Mundial de Fútbol

6/19/2006
Por Jorge Salvador Lara

Del Carchi al Macará, y desde las Galápagos a la Amazonia, el país entero vibró con exultante alegría y espontánea unanimidad ante los dos primeros triunfos de la selección nacional al Campeonato Mundial de Fútbol que hace pocos días comenzó en Alemania su entusiasta ronda de encuentros.

Es la segunda vez que, dado el progreso evidente de nuestro fútbol, concurrimos a una competencia planetaria de esta categoría; mas en esta ocasión, por primera vez en nuestra historia deportiva, con el triunfo en los partidos iniciales, sobre Polonia (2-0) y Costa Rica (3-0), hemos logrado acumular seis puntos, los indispensables para pasar a octavos de final; nuestra valla permanece invicta, con la ventaja de cinco goles espectaculares aureolando a la ‘Tri’. Miles de ecuatorianos, desde varios lugares de la vieja Europa, y cientos desde el propio Ecuador viajaron para acompañar a nuestros deportistas en sus encuentros, alentarles con gritos y aplausos y demostrarles dinamizadora solidaridad.

Y desde aquí, pendientes de televisores y radiodifusoras, cientos de miles de compatriotas seguimos anhelantes las incidencias de esos encuentros, saltamos de júbilo y gritamos hasta el estallido con cada uno de nuestros goles, aplaudimos y agradecimos a todos y cada uno de los miembros del equipo nacional y a  Suárez, eficaz director técnico, mientras elevábamos una plegaria a la Providencia, de gratitud por los triunfos ya logrados y de impetración por los próximos, cada vez más difíciles.

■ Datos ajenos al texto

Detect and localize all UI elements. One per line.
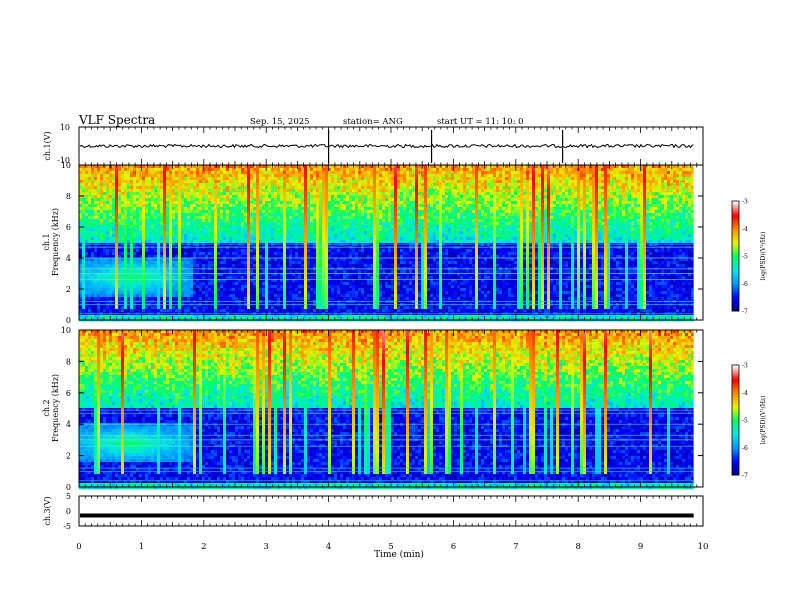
ch1-waveform-line — [80, 144, 694, 147]
ch2-spec-ylabel-1: ch.2 — [42, 399, 51, 416]
cbar2-tick-1: -4 — [742, 390, 748, 397]
ch2-spec-ylabel-2: Frequency (kHz) — [51, 374, 60, 442]
cbar1-tick-0: -3 — [742, 199, 748, 206]
ch1-spectrogram-image — [79, 165, 703, 321]
header: VLF Spectra Sep. 15, 2025 station= ANG s… — [78, 113, 524, 127]
colorbar-2-ticks: -3 -4 -5 -6 -7 — [742, 363, 748, 480]
x-tick-label-0: 0 — [76, 542, 81, 552]
station: station= ANG — [343, 117, 403, 127]
channel-1-panel: 10 -10 ch.1(V) — [43, 123, 703, 165]
cbar2-tick-0: -3 — [742, 363, 748, 370]
x-tick-label-9: 9 — [638, 542, 643, 552]
x-tick-label-4: 4 — [326, 542, 331, 552]
channel-2-spectrogram: 0 2 4 6 8 10 ch.2 Frequency (kHz) — [42, 326, 703, 492]
ch3-ytick-top: 5 — [66, 492, 71, 501]
colorbar-1-gradient — [732, 201, 739, 312]
cbar2-tick-3: -6 — [742, 445, 748, 452]
ch2-spectrogram-image — [79, 330, 703, 489]
colorbar-2: -3 -4 -5 -6 -7 log(PSD)(V²/Hz) — [732, 363, 767, 480]
spec1-ytick-label-0: 0 — [66, 316, 71, 325]
x-tick-label-6: 6 — [451, 542, 456, 552]
colorbar-1-label: log(PSD)(V²/Hz) — [760, 232, 767, 281]
colorbar-1: -3 -4 -5 -6 -7 log(PSD)(V²/Hz) — [732, 199, 767, 316]
ch1-spec-ylabel-2: Frequency (kHz) — [51, 208, 60, 276]
spec1-ytick-label-2: 4 — [66, 254, 71, 263]
spec2-ytick-label-3: 6 — [66, 389, 71, 398]
x-axis-label: Time (min) — [374, 549, 424, 560]
spec1-ytick-label-5: 10 — [61, 161, 71, 170]
date: Sep. 15, 2025 — [250, 117, 310, 127]
spec2-ytick-label-2: 4 — [66, 420, 71, 429]
cbar2-tick-4: -7 — [742, 473, 748, 480]
cbar1-tick-1: -4 — [742, 226, 748, 233]
x-tick-label-7: 7 — [513, 542, 518, 552]
ch1-ylabel: ch.1(V) — [43, 131, 52, 160]
x-tick-label-8: 8 — [575, 542, 580, 552]
cbar2-tick-2: -5 — [742, 418, 748, 425]
channel-1-spectrogram: 0 2 4 6 8 10 ch.1 Frequency (kHz) — [42, 161, 703, 325]
colorbar-2-gradient — [732, 365, 739, 476]
ch3-ylabel: ch.3(V) — [43, 496, 52, 525]
cbar1-tick-4: -7 — [742, 309, 748, 316]
start-ut: start UT = 11: 10: 0 — [437, 117, 524, 127]
x-tick-label-3: 3 — [263, 542, 268, 552]
spec1-ytick-label-1: 2 — [66, 285, 71, 294]
ch3-waveform-line — [80, 514, 694, 518]
ch1-spec-ylabel-1: ch.1 — [42, 233, 51, 250]
ch3-ytick-mid: 0 — [66, 507, 71, 516]
colorbar-2-label: log(PSD)(V²/Hz) — [760, 396, 767, 445]
cbar1-tick-2: -5 — [742, 254, 748, 261]
spec2-ytick-label-5: 10 — [61, 326, 71, 335]
spec2-ytick-label-1: 2 — [66, 452, 71, 461]
vlf-spectra-figure: VLF Spectra Sep. 15, 2025 station= ANG s… — [0, 0, 792, 612]
channel-3-panel: 5 0 -5 ch.3(V) — [43, 492, 703, 531]
spec2-ytick-label-0: 0 — [66, 483, 71, 492]
spec1-ytick-label-3: 6 — [66, 223, 71, 232]
x-tick-label-1: 1 — [139, 542, 144, 552]
spec1-ytick-label-4: 8 — [66, 192, 71, 201]
x-tick-label-2: 2 — [201, 542, 206, 552]
title: VLF Spectra — [78, 113, 155, 127]
x-tick-label-10: 10 — [698, 542, 709, 552]
ch1-ytick-top: 10 — [60, 123, 70, 132]
cbar1-tick-3: -6 — [742, 281, 748, 288]
spec2-ytick-label-4: 8 — [66, 357, 71, 366]
colorbar-1-ticks: -3 -4 -5 -6 -7 — [742, 199, 748, 316]
ch3-ytick-bottom: -5 — [63, 522, 71, 531]
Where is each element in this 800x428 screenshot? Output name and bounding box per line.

Esos 90 minutos de juego, de fuego diríamos, en los que la ‘Tri’ bordaba sus pases, cohesionada y lúcida defendiendo el campo propio e irrumpiendo en el ajeno en golpes rápidos y veloces contragolpes que le permitieron horadar la valla adversaria fueron vividos con fortaleza, imaginación y ardimiento por nuestros jugadores; con gritos, canciones y flamear de banderas por la numerosa barra de compatriotas llegados para respaldarles, uniformados todos con la amarilla camiseta oficial, explosión de colorido en las severas multitudes de los estadios alemanes.

Trece millones de ecuatorianos -¿o somos 15 ya?- desde aquí ofrendamos nuestra solidaridad al equipo que se batía allá, océano de por medio, representando a la Patria ecuatorial.

Quisiera saludarles y nombrarles a todos, mas la parvedad de este artículo lo impide: reciban entonces mi emocionado saludo por lo menos el guardameta Mora,  Delgado, Tenorio, Kaviedes y De la Cruz.

Unas cortas reflexiones: con preparación perseverante, método, energía y objetivos concretos, el país entero puede también triunfar tal como lo está haciendo nuestro equipo en Alemania; estos jugadores, surgidos de la entraña popular, demuestran, como tantas veces en la historia, la capacidad ecuatoriana para afrontar con eficacia grandes desafíos; ellos, en la competencia en la que están citados, y nosotros, al respaldarles con entusiasmo unánime en todos los rincones de la Patria, estamos demostrando que somos algo más que un país: somos una sola nación, en forja perpetua, capaz de vencer pese a retos y crisis.

La firme cohesión lograda ante una causa superior, la unidad de la Patria, demuestra cuán menores y artificiales son los regionalismos, provincialismos y aldeanismos con que nos embaucan los intereses particulares, siempre deleznables.